E falando em monumento histórico de Sampa, tal como o Museu da Língua Portuguesa/Estação da Luz, o amigo Douglas Nascimento, do São Paulo Antiga, traz uma grande notícia para a preservação arquitetônica da capital paulista. O tenebroso e misterioso Castelinho da Rua Apa, no bairro de Santa Cecilia, será restaurado. Uma obra prometida por anos na terra da garoa e que, enfim, parece estar começando a sair do papel e do status de lenda.

Marcado por um crime misterioso em 1937, cercado de lendas e assombrações e comprometido pela construção do Elevado Costa e Silva (Minhocão) e processos judiciais, o Castelinho foi esquecido durante anos, permanecendo mesmo deteriorado como uma atração turística daquele bairro paulistano. Apesar dos sinais de degradação muito avançados, o majestoso casarão sobreviveu firme e forte por quase 100 anos. Agora, a construção ganhará uma merecida recuperação, que será acompanhada por Nascimento e seu excepcional site.

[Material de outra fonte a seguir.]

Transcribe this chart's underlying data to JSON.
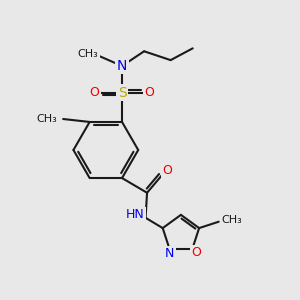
{
  "bg_color": "#e8e8e8",
  "bond_color": "#1a1a1a",
  "bond_width": 1.5,
  "colors": {
    "C": "#1a1a1a",
    "N": "#0000ee",
    "O": "#ee0000",
    "S": "#bbaa00",
    "H": "#558888"
  },
  "font_size": 9,
  "fig_size": [
    3.0,
    3.0
  ],
  "dpi": 100,
  "xlim": [
    0,
    10
  ],
  "ylim": [
    0,
    10
  ]
}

O Castelinho nos áureos tempos. O crime e a morte dos irmãos Armando e Antônio marcaram para sempre a história deste casarão (São Paulo Antiga)

O Castelinho nos áureos tempos. O crime e a morte dos irmãos Armando e Antônio marcaram para sempre a história deste casarão (São Paulo Antiga)

Mais detalhes sobre a história do Castelinho e o processo de restauração estão em destaque no São Paulo Antiga. E fica o exemplo para Blumenau e Santa Catarina, que podem muito bem contribuir na preservação de inúmeros casarões históricos que esperam dias melhores.